Italian Aid Worker Is Killed in Somalia
MOGADISHU, Somalia (AP) _ An Italian aid worker who spent more than three decades helping Somalis was shot and killed outside the hospital she founded to treat tuberculosis patients, officials said Monday.
Annalena Tonelli, 60, was shot twice in the head by a gunman at around 8 p.m. Sunday in the northwestern town of Borama, said Abdulkadir Suleman Ali, a local government official.
``The man waited for Annalena Tonelli outside one of the tuberculosis wards in the hospital under the shade of a tree,″ Ali said by telephone. ``The man fired two rounds from a pistol at her forehead.″
The motive for the killing was not known and no one has been detained in connection with the shooting, Ali said.
Tonelli had worked independently with Somalis in Somalia and neighboring Kenya for 33 years, gathering donations and setting up clinics to fight tuberculosis and creating awareness about AIDS and the harmful effects of female circumcision.
A lawyer by training, Tonelli earned diplomas in tropical medicine, community medicine and disease control to better carry out her work, according to a statement from the U.N. refugee agency.
She had been in Borama since 1996, using donations from friends and family to set up a 200-bed hospital for tuberculosis patients. She was supposed to inaugurate a new wing for the hospital on Monday, Ali said.
Ruud Lubbers, the U.N. High Commissioner for Refugees, said the agency was devastated by Tonelli’s death. In June, Lubbers had presented Tonelli with the agency’s $100,000 Nansen Refugee Award in recognition of her work.

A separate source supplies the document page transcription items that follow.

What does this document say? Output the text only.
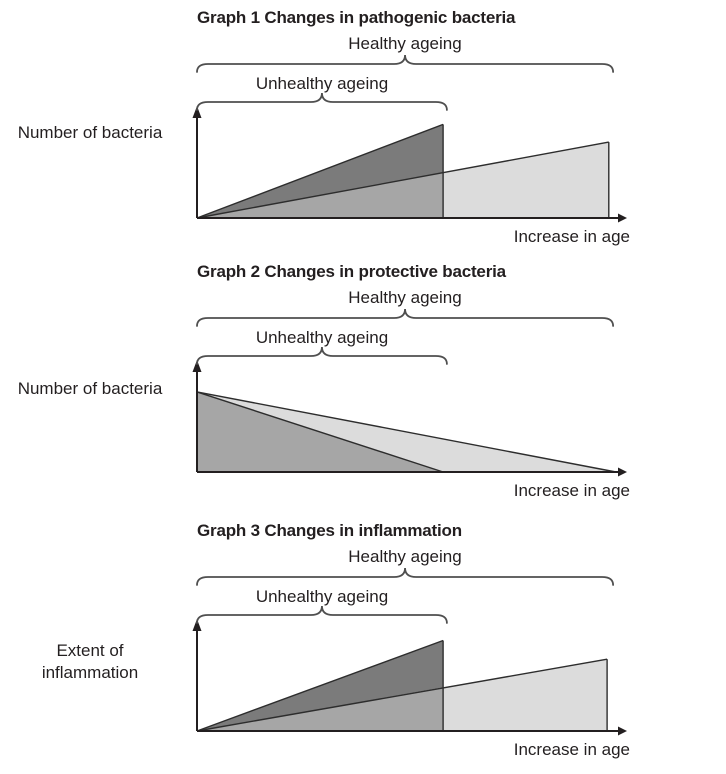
Graph 1 Changes in pathogenic bacteria
Healthy ageing
Unhealthy ageing
Number of bacteria
Increase in age
Graph 2 Changes in protective bacteria
Healthy ageing
Unhealthy ageing
Number of bacteria
Increase in age
Graph 3 Changes in inflammation
Healthy ageing
Unhealthy ageing
Extent of
inflammation
Increase in age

``She dedicated her life to helping others, carrying out her noble mission in remote, difficult places little noticed by the outside world,″ Lubbers said in a statement. ``In doing so, she touched the lives of thousands of people, demonstrating that individuals can still make a huge difference. We mourn the loss of a truly great woman.″
Borama, 580 miles northwest of Mogadishu, is in the region of Somaliland, which declared its independence from the rest of Somalia in 1991 as civil war raged.
Somalia has been beset by chaos and violence, with no central government, since longtime dictator Mohamed Siad Barre was ousted in 1991. Much of the country’s infrastructure has been destroyed, causing Somalis to rely on aid groups and charities for health care.